What were your thoughts when you first encountered the concept behind this anthology?

My first thought was, what the #@&%? No, seriously. The title alone sounded crazy. But I like crazy, so I was pretty much in at that point. As for the deeper theme, it was fun because it didn’t make me keep to a tight little genre box. That’s always a major plus for writers, and definitely for me because I’ve built a career out of shifting, blending and jumping genres. So, this was really seasoned to my tastes.

With the theme in question, you could have taken your story in any number of different directions.  How did you come up with your particular idea?

Because the framework seemed a little wacky (in a good way) it immediately felt like a ‘Sam Hunter’ story. Sam is a private eye with a fearsome secret who slouches his way through several of my recent short stories. The Sam Hunter stories are blend of noir mystery, snarky humor and supernatural horror. I had wanted to do a story set on the fringes of the organized crime world, but which focused on the children of criminals. One of my working titles was ‘Offspring’, but as the story evolved in the telling I changed it to the much more appropriate ‘We All Make Sacrifices’. Like all of the Sam Hunter stories there is a bit of moral outrage here, and some very nasty comeuppance.

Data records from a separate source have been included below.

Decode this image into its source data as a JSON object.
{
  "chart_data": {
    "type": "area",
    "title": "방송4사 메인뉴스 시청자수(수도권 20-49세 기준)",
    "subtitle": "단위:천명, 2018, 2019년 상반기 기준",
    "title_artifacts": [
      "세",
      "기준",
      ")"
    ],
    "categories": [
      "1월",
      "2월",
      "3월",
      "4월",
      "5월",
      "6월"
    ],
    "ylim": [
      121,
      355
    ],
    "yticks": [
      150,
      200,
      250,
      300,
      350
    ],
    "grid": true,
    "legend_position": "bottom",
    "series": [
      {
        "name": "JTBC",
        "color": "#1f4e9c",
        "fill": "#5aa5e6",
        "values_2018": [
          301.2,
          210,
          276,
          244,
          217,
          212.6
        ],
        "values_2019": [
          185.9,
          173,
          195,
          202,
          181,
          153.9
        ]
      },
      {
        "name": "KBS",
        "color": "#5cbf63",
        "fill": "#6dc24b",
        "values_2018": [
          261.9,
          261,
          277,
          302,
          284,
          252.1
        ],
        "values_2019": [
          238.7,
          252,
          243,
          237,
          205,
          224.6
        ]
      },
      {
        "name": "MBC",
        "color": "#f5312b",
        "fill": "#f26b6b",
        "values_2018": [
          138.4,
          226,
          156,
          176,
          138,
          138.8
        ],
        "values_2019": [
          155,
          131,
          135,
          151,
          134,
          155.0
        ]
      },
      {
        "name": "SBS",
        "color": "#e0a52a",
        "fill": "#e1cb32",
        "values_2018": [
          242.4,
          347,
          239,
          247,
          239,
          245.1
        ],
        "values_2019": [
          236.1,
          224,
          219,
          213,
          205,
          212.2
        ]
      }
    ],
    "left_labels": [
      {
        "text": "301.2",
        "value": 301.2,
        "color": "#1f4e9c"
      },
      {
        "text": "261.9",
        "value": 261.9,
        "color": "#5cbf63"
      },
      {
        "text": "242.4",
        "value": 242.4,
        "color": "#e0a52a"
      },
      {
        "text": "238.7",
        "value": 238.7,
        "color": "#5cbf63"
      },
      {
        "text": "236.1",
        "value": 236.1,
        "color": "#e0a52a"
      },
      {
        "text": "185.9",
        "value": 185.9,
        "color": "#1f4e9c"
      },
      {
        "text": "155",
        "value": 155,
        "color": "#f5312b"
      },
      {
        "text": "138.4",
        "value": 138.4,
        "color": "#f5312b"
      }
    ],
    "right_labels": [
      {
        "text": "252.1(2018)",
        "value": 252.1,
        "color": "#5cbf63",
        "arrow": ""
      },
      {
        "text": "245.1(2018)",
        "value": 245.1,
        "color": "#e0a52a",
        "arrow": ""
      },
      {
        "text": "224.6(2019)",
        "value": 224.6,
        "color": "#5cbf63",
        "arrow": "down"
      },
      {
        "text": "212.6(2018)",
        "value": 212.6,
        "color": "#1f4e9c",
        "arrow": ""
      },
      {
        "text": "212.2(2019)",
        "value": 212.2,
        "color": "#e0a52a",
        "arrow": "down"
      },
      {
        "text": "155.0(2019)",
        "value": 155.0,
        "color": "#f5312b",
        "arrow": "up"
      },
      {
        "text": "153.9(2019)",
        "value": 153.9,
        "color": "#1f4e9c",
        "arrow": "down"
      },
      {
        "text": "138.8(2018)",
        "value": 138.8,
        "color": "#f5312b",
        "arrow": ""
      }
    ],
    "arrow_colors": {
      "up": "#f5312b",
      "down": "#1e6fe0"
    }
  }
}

What challenges if any did it pose having to incorporate a particular phrase into the flow of your story and making it seem perfectly natural?  

I’m pretty sure Sam Hunter says something like that in a lot of his stories. I put him in those kinds of situations. If he was a real person he’d want to beat the crap out of me, I have no doubt. So, there wasn’t any kind of difficulty in putting that phrase in Sam’s mouth.

What kind of research did you have to do for your story?

I’m always doing some poking around in the minds and practices of criminals, but I’m particularly fascinated by their day-to-day lives, and the lives of the people in their families. I did some reading but mostly drew on conversations I’ve had with people on both sides of the law. It fascinated me how willing cops and crooks are to talk about their lives –especially to writers. Maybe they think that because we do fiction we don’t take their stuff seriously. Yeah. We do.

What else are you working on right now?  Anything you have coming out that you’d like to talk about?

This is the busiest phase of my career. I have a slew of books just out and coming out, including Kill Switch (the 8th Joe Ledger novel), “Dark of Night” (a novella featuring Joe Ledger and Dez Fox), Vault of Shadows (the 2nd book in my middle grade science fiction/horror mash-up series, The Nightsiders), Mars One (a YA novel about the first colonists going to Mars); and a slew of anthologies I’ve edited, including The X-Files: The Truth is Out There, V-Wars Vol. IV: Shockwaves, Out of Tune Vol. II, Scary Out There, and Alternate Sherlocks. Plus, I’m out in support of my first board game, V-Wars: A Game of Blood and Betrayal. At the same time I’m writing several novels this year including the 9th Joe Ledger novel (Dogs of War), a novel about teenage Dana Scully (X-Files Origins: Devil’s Advocate), a standalone horror novel for adults (Glimpse), and a YA novel about a teen bodyguard (Watch Over Me).